Most definitely!! I mean you can close down the air to a super tight place and get an "acceptable" draw. But you loose flavor since the stream of air hitting your coil isn't as "hard" as it would be if the smaller hole was the one directly under/beside/whatever the coil. Like if you take a pipe and run water through it. If you close down the start of the pipe the stream at the end will just be a dribble. But if you close down the end it becomes a hard stream shooting out.
As for where the air comes from -- I've tried several "side air" attys, where the air comes directly in thru the side -- almost zero flavor. I don't know for sure, but my instinct tells me this would be the case with "top air" as well, for the same reason. Now Kayfuns, and my Achilles, and even Magmas, have air coming in thru the side, but when it enters the actual atty chamber, it's coming from directly beneath the coil -- GREAT flavor!

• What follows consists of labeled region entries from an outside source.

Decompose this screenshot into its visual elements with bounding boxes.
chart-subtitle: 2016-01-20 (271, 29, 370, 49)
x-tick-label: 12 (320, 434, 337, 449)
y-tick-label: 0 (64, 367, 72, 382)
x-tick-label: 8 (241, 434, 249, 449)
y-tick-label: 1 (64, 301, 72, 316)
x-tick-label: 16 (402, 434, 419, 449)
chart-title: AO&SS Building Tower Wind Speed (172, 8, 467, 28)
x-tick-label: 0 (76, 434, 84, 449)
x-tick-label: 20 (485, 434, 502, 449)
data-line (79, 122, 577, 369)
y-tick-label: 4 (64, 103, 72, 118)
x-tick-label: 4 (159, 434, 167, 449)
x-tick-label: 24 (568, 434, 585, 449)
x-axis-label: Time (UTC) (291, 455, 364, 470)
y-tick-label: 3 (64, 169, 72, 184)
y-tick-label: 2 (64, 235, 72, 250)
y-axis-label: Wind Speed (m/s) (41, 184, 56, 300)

There's a guy over at Asshat Central (ECF) who posted an image as to why this is true, but I cannot find that image anywhere; basically, air entering the atty chamber thru the side or top, goes up and down and side to side and all around, just very disorganized. Whereas when the air comes from directly beneath the coil, then it's going directly over the coil and wick, directly to your mouth, without any disorganized air currents diluting the flavor. It's just logical.
And one of the other great things about having a tiny internal airhole is that even with bottom airflow, there's very little opportunity for liquid to get into the airhole, but even if it does, it's such a small amount that blowing it back out is quite easy.